Les jeunes ne veulent plus exercer un métier qui n’a pas de sens pour eux. Il ont besoin d’être épanouis et de se sentir bien au travail. 32% des jeunes déclarent pouvoir quitter leur travail du jour au lendemain « facilement » s’ils n’étaient pas satisfaits. Ces nouvelles générations aspirent à une ambiance de travail agréable, exercer un métier utile et intéressant. Leur désir d’indépendance est plus important que la sécurité de l’emploi et ils sont prêts à vivre avec moins pour s’épanouir à la fois dans leur vie professionnelle et privée. Ils recherchent donc l’équilibre entre leur développement professionnel et l’épanouissement personnel, qui devient une considération incontournable dans l’organisation du travail contemporaine. Ces générations ne voient plus le travail uniquement comme une contrainte, mais bien comme un moyen de grandir tout étant synonyme de performance.
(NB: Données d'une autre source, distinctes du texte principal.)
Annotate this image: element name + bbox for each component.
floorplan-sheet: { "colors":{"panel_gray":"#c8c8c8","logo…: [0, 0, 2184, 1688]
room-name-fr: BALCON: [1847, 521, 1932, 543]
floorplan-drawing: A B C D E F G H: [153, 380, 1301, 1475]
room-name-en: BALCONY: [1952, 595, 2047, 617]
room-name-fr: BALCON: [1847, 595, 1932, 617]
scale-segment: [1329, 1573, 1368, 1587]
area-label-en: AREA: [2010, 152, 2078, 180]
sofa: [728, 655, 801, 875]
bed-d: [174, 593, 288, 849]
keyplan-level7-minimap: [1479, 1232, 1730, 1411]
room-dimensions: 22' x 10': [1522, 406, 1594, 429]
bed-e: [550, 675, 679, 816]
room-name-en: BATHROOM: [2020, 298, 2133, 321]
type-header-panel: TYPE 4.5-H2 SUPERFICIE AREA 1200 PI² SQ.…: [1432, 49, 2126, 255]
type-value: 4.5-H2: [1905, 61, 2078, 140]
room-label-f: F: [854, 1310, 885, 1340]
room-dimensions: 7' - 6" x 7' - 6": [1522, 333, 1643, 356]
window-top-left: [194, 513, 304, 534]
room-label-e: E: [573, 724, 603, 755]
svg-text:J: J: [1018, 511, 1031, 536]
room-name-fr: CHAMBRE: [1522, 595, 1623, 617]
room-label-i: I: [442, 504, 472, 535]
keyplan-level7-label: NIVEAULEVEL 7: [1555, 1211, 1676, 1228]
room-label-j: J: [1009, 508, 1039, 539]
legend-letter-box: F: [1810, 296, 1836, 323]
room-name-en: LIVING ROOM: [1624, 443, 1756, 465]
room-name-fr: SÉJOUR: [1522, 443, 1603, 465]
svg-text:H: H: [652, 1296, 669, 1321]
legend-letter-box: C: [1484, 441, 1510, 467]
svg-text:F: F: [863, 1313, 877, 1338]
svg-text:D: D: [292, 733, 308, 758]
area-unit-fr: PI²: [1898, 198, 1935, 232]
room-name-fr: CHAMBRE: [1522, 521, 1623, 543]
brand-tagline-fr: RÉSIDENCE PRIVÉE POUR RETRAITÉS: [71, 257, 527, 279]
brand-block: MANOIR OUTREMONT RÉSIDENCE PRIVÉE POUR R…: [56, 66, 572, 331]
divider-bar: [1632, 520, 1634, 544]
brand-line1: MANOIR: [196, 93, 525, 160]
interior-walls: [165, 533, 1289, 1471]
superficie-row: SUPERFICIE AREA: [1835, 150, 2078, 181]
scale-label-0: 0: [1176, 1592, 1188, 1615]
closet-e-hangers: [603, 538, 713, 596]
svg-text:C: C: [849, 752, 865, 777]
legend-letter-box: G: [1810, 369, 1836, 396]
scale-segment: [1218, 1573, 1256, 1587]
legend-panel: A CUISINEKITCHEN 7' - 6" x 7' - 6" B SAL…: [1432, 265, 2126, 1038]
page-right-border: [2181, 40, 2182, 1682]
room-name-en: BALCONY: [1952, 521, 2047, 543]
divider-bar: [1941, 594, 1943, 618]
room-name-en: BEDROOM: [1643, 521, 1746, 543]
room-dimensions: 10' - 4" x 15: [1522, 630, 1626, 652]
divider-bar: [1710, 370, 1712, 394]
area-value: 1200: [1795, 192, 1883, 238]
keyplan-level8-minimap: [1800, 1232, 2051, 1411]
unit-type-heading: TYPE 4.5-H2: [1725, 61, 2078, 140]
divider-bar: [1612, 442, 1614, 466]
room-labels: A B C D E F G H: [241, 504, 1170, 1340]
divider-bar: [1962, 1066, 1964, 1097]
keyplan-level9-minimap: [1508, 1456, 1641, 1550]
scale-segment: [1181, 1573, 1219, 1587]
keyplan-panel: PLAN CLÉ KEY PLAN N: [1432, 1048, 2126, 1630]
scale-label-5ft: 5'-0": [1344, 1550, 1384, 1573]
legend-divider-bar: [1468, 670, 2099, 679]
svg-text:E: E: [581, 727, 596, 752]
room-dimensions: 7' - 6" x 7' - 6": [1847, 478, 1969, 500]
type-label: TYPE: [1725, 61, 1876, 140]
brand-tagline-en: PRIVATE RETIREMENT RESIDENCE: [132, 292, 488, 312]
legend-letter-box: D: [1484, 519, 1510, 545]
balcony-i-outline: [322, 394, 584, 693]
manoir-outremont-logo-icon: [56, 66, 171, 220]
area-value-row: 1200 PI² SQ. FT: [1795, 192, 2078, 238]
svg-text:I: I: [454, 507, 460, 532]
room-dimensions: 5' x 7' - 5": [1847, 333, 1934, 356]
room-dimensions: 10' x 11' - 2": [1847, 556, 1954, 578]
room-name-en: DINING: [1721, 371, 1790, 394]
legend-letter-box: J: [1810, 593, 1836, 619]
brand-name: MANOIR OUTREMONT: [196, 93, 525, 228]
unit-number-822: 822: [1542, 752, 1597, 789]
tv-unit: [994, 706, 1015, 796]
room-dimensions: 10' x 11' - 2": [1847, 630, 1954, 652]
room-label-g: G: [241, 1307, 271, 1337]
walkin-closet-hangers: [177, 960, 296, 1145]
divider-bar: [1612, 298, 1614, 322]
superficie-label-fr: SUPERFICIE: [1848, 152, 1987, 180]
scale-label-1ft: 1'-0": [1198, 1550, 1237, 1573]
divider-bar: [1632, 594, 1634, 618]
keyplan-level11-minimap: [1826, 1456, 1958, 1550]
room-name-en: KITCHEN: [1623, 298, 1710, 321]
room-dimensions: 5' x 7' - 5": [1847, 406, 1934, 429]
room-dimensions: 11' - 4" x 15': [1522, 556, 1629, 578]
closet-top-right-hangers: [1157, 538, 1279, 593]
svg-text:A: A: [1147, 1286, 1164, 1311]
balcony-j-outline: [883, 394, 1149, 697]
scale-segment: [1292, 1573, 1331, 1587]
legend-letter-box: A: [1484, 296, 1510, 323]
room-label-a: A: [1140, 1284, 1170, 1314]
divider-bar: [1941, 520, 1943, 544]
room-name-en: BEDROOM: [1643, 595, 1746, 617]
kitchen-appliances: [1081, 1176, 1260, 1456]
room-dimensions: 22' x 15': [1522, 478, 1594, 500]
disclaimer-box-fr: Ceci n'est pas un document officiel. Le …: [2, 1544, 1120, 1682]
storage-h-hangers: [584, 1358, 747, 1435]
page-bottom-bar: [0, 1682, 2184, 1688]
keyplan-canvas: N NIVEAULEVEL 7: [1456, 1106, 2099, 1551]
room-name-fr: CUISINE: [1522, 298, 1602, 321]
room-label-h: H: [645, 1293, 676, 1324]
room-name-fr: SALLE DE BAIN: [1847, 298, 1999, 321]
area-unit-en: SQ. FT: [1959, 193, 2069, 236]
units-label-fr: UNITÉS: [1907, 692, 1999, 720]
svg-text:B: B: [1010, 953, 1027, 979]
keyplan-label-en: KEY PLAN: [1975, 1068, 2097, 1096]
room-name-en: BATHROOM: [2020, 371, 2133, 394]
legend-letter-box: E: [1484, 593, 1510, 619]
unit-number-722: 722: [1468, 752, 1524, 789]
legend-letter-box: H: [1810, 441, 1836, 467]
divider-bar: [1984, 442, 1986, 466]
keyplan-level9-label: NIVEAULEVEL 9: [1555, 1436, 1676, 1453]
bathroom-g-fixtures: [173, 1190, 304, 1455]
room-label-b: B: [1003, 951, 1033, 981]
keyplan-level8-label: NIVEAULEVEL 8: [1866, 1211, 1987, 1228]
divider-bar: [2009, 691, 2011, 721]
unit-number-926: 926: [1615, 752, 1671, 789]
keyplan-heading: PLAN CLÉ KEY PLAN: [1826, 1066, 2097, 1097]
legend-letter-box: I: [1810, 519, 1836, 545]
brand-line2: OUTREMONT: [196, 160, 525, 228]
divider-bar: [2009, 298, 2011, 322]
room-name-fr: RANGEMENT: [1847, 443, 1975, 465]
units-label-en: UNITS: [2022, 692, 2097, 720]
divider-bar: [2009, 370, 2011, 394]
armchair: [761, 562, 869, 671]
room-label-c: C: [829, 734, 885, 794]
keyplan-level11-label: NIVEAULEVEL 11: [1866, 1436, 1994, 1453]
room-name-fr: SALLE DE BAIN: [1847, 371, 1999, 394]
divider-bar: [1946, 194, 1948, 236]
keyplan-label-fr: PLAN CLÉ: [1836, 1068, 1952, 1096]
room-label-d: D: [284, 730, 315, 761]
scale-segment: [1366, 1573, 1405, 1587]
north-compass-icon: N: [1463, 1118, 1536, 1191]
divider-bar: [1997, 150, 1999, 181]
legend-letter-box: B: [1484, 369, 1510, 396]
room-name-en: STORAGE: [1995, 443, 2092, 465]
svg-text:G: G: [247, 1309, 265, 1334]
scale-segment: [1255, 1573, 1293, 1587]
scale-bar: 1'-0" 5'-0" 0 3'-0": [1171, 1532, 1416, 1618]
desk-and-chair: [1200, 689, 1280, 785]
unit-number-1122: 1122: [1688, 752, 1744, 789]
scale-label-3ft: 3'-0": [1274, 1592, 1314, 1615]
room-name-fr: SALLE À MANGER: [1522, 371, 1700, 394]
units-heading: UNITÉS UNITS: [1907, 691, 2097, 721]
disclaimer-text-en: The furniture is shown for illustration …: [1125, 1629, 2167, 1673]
Le marché du travail tel qu’il est aujourd’hui ne permet pas encore de répondre à ces attentes de ces générations, qui possèdent une autre vision du travail.

 

LES ENJEUX DE L’INTÉGRATION DES JEUNES DIPLÔMÉS AU MARCHÉ DU TRAVAIL

Réforme et évolution de l’enseignement supérieur

Pour une meilleure insertion, les établissements supérieurs jouent un rôle primordial. En effet, il y a, derrière l’enseignement, un enjeux important qui est un accompagnement approfondi des élèves. Ce suivi faciliterai une meilleure orientation des jeunes pendant leur cursus. Les élèves pourront être guidés, et gagneront en confiance pour appréhender le monde du travail. Il y a également des challenges liés à l’apprentissage à prendre en compte, dans la mesure où la pratique est la clé de l’insertion professionnelle. Privilégier les cas pratiques plutôt que la théorie pourra amener les étudiants à avoir un regard plus critique sur leur travail. De plus, les entreprises, associations et collectivités ont une  rôle de premier plan dans le choix des contenus et formations. Les étudiants apprendront et pourront mettre en pratique les compétences recherchées sur le marché du travail, ce qui facilitera de manière significative leur employabilité.

PRISMO - marché du travail pratique

Favoriser la pratique plutôt que la théorie (crédit : startupstockphotos.com)

L’insertion sur le marché du travail par l’embauche

Intégrer les jeunes dans le circuit économique passe aussi par l’embauche. Les recruteurs et les entreprises ont un rôle majeur à jouer dans cette insertion en retrouvant une certaine confiance envers les jeunes.

En effet, les jeunes diplômés sont l’avenir et représentent les travailleurs de demain. Ils sont dynamiques et plein d’entrain, et souhaitent démarrer leur carrière professionnelle. Même s’ils n’ont pas énormément d’expériences, ils disposent de nombreuses compétences, qui deviendront par la suite indispensables pour les entreprises et la société elle-même. Ces habiletés vont révolutionner le monde du travail de demain. Un renouvellement des générations engendrerait un rajeunissement des actifs et ainsi conduirait à un regain d’innovation pour les entreprises.